Brick Live Far East Limited is in the process of being dissolved. 

The registered office of the subsidiaries incorporated is England and Wales is 3 Park Court 
Pyrford Road, West Byfleet, Surrey, KT14 6SD. 

The registered office of the overseas subsidiaries are as follows:- 

Championship (Singapore) Pte Limited, 62 Neil Road, Singapore (088833). 

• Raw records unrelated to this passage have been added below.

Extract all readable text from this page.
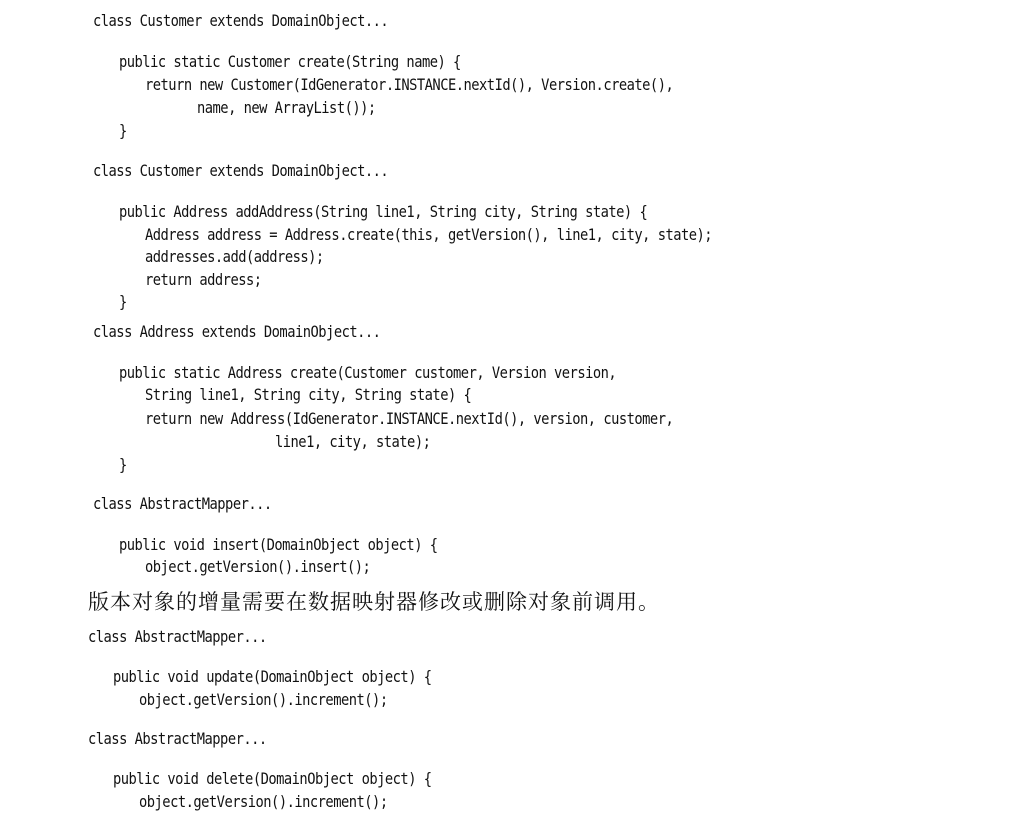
class Customer extends DomainObject...
public static Customer create(String name) {
return new Customer(IdGenerator.INSTANCE.nextId(), Version.create(),
name, new ArrayList());
}
class Customer extends DomainObject...
public Address addAddress(String line1, String city, String state) {
Address address = Address.create(this, getVersion(), line1, city, state);
addresses.add(address);
return address;
}
class Address extends DomainObject...
public static Address create(Customer customer, Version version,
String line1, String city, String state) {
return new Address(IdGenerator.INSTANCE.nextId(), version, customer,
line1, city, state);
}
class AbstractMapper...
public void insert(DomainObject object) {
object.getVersion().insert();
版本对象的增量需要在数据映射器修改或删除对象前调用。
class AbstractMapper...
public void update(DomainObject object) {
object.getVersion().increment();
class AbstractMapper...
public void delete(DomainObject object) {
object.getVersion().increment();
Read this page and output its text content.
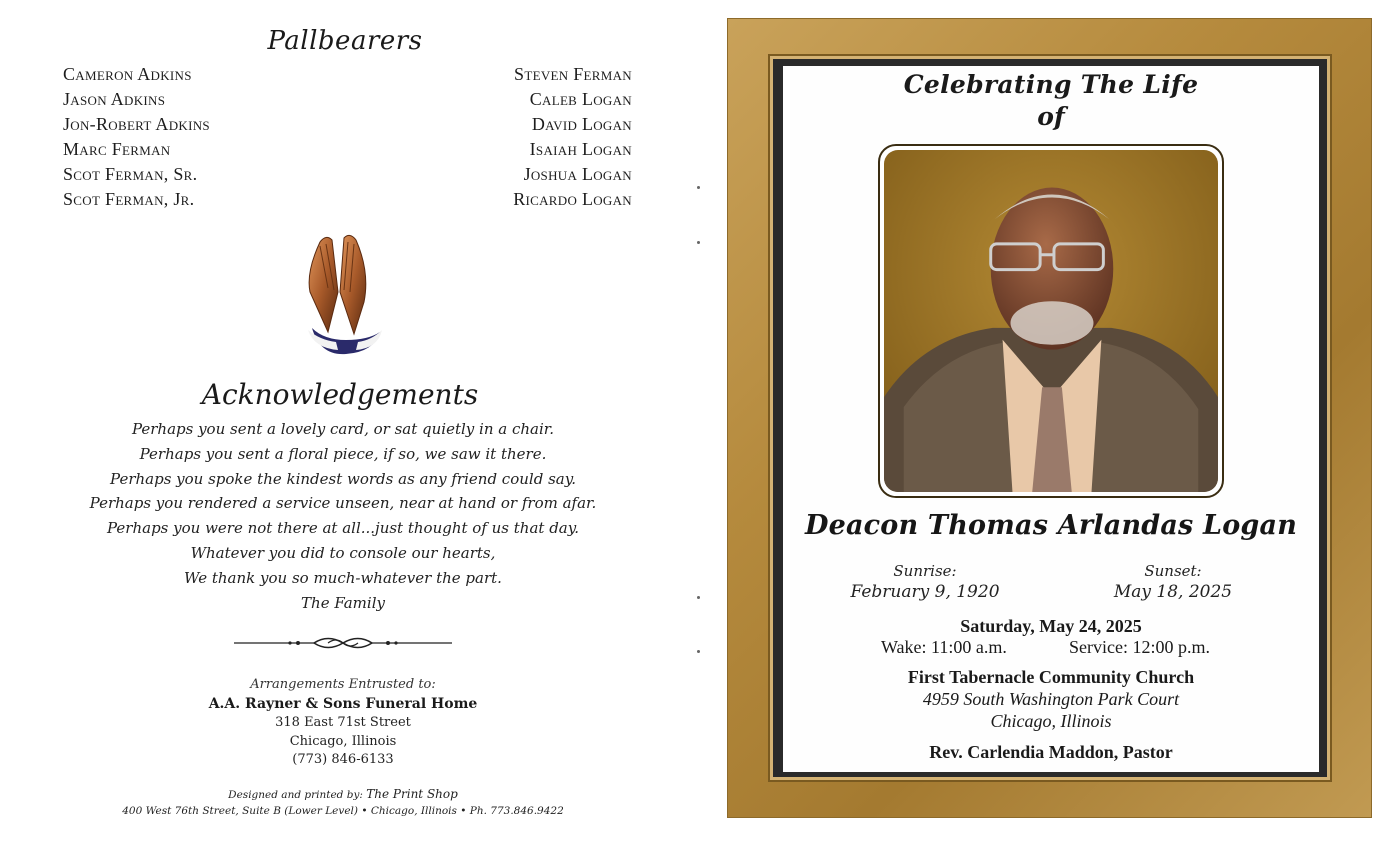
Pallbearers
Cameron Adkins
Jason Adkins
Jon-Robert Adkins
Marc Ferman
Scot Ferman, Sr.
Scot Ferman, Jr.
Steven Ferman
Caleb Logan
David Logan
Isaiah Logan
Joshua Logan
Ricardo Logan
Acknowledgements
Perhaps you sent a lovely card, or sat quietly in a chair.
Perhaps you sent a floral piece, if so, we saw it there.
Perhaps you spoke the kindest words as any friend could say.
Perhaps you rendered a service unseen, near at hand or from afar.
Perhaps you were not there at all...just thought of us that day.
Whatever you did to console our hearts,
We thank you so much-whatever the part.
The Family
Arrangements Entrusted to:
A.A. Rayner & Sons Funeral Home
318 East 71st Street
Chicago, Illinois
(773) 846-6133
Designed and printed by: The Print Shop
400 West 76th Street, Suite B (Lower Level) • Chicago, Illinois • Ph. 773.846.9422
Celebrating The Life
of
Deacon Thomas Arlandas Logan
Sunrise:
February 9, 1920
Sunset:
May 18, 2025
Saturday, May 24, 2025
Wake: 11:00 a.m.	Service: 12:00 p.m.
First Tabernacle Community Church
4959 South Washington Park Court
Chicago, Illinois
Rev. Carlendia Maddon, Pastor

Brick Live Far East Limited, RM 1307A 13/F, Two Harbourfront, 22 Tak Fung Street, Hughom, 
Hong Kong. 

Parallel Live ((NY) LLC, 800 N King St, Suite 303, Wilmington, DE 19801, USA 

E  Movement  Holdings  (Pty)  Limited,  9  Viscount  Crescent,  Baronetcy  Estate,  Plattekloof, 
Western Cape, 7500, South Africa. 

Live Company Sports and Entertainment (Pty) Limited, Noland House, River Park, Mowbray, 
Western Cape, South Africa. 

The company's subsidiaries Brick Live Group Limited, Parallel Live Group Limited, Brick Live 
International Limited, and Live Company Group EBT Limited are exempt from the requirements 
of the Companies Act 2006 relating to the audit of their individual accounts by virtue of section 
479A of the Companies Act 2006. 

35.  Post balance sheet events 

In February 2022 6,223,859 new Ordinary shares in the Company were issued  in settlement 
of outstanding Director's fees. Senior Director Ranjit Murugason received 5,047,620 Ordinary 
shares at 3.5p, Bryan Lawrie received 747,667 Ordinary shares at 3.5p and Stephen Birrell 
received 428,572 shares at 3.5p price. 

In March 2022 the outstanding balance of £90,823 due under the loan arrangement with David 
Ciclitira as detailed in Note 22 was repaid in full. Also in March 2022 £45,000 of the outstanding 
deferred consideration due to David Ciclitira in relation to the acquisition of EMHL as detailed 
in Note 29 was settled in cash. 

In March 2022 16,500,000 new Ordinary shares of 1 pence each in the capital of the Company 
were issued at a price of 5p, raising £784,000 net of fundraising costs. 

In April 2022 1,428,571 Investor warrants were exercised at a price of 5p raising £57,000.